When I got home, everyone gave me a lot more attention that I was used to as the quiet twin. The most common question was “How are you feeling?” with a sympathetic expression. I felt like I was miscast in a play, where everyone treated me like a wretched soul while I was more concerned about what book I’d read next. When I asked mum why everyone was asking how I was feeling, she explained that I’d had a serious operation and they were worried.
So I knew exactly what to do. I wasn’t going to disappoint them, as I knew from an early age that the show must go on. So whenever anyone asked how I was, I was appropriately mournful and self-pitying, appearing sicker by the day! But when the enquiries weren’t ending, I asked Mum what I’m supposed to say since I felt fine and they expected me not to be. The conflict! Mum said, “If you’re fine, then tell them that.” Thank goodness. That was getting boring fast.
As I grew, the stitches fell off, the Scar became a part of me, and I rarely think about it. I learnt later, when I met two other people with the Scar, that this was a luxury. One woman with the Scar had follow up operations every year and was on meds for the rest of her life. There are really only four times I have given the Scar any complex thought.
During my adolescent growth spirt I slouched, which caused a curve in my spine. That curvature pinched a nerve which was somehow connected to my op, and caused unbearable pain trouble breathing. I had a month of physio to straighten it.

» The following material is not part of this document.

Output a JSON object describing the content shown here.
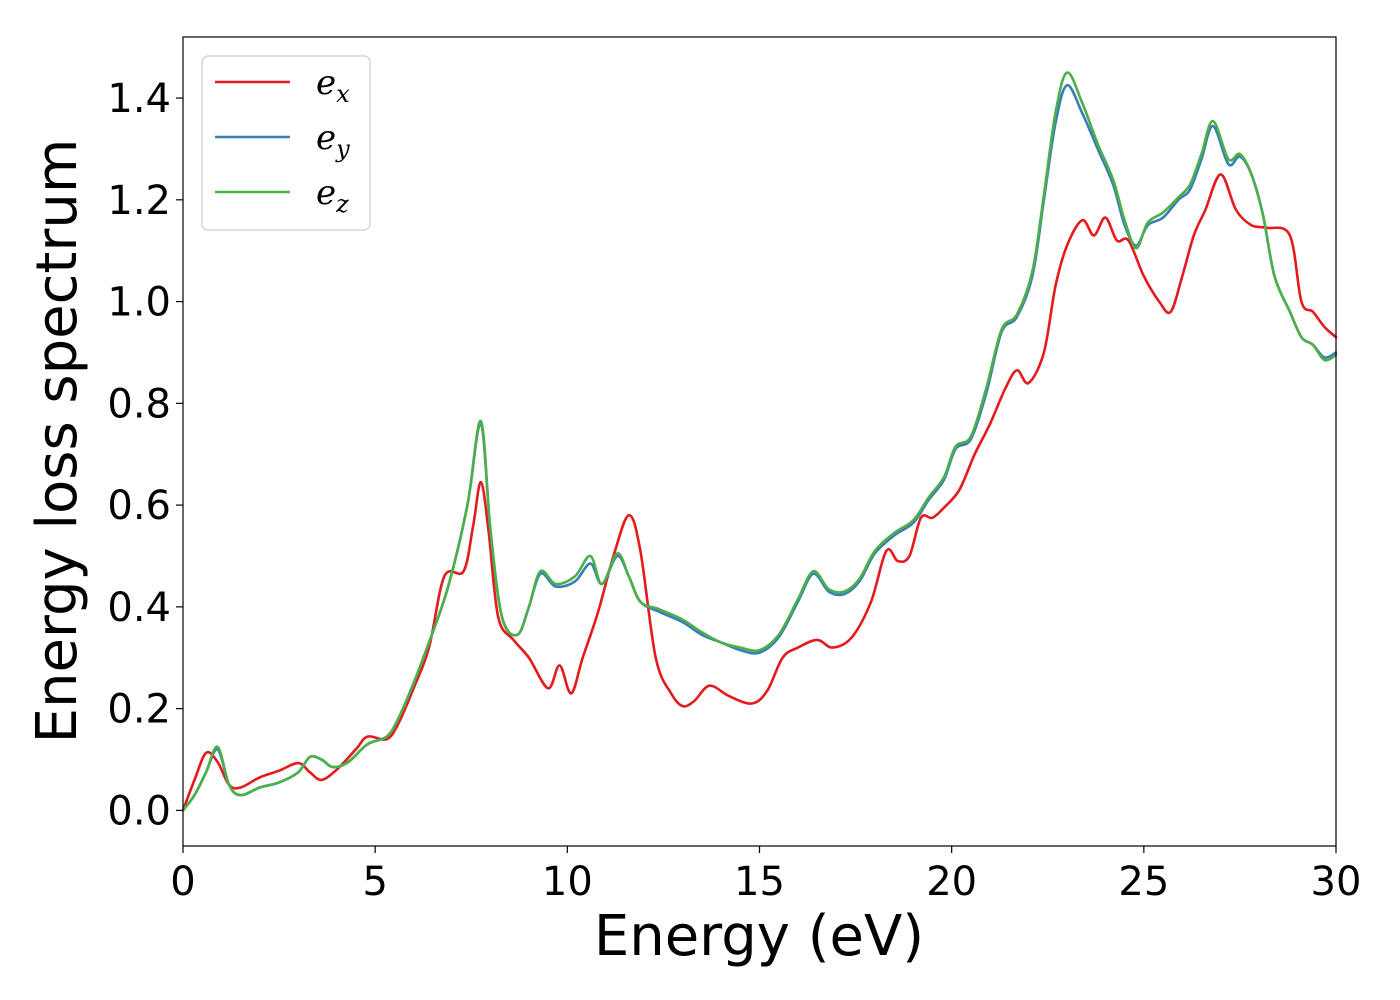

During university when I lived in a residence filled with med students. Gosh, I love med students, they’re so excited at the fascinating medical misfortunes of others. I’ll never forget the disappointment on a student’s face when he heard my “annoyingly” normal heartbeat on the stethoscope.
Then, whenever I go to the dentist, I have to take a round of antibiotics before any procedure as a precaution to prevent infections reaching my heart.
Finally, when the writing competition I’m trying to win asks me to write a non-fiction story about my childhood. And who wouldn’t use this one?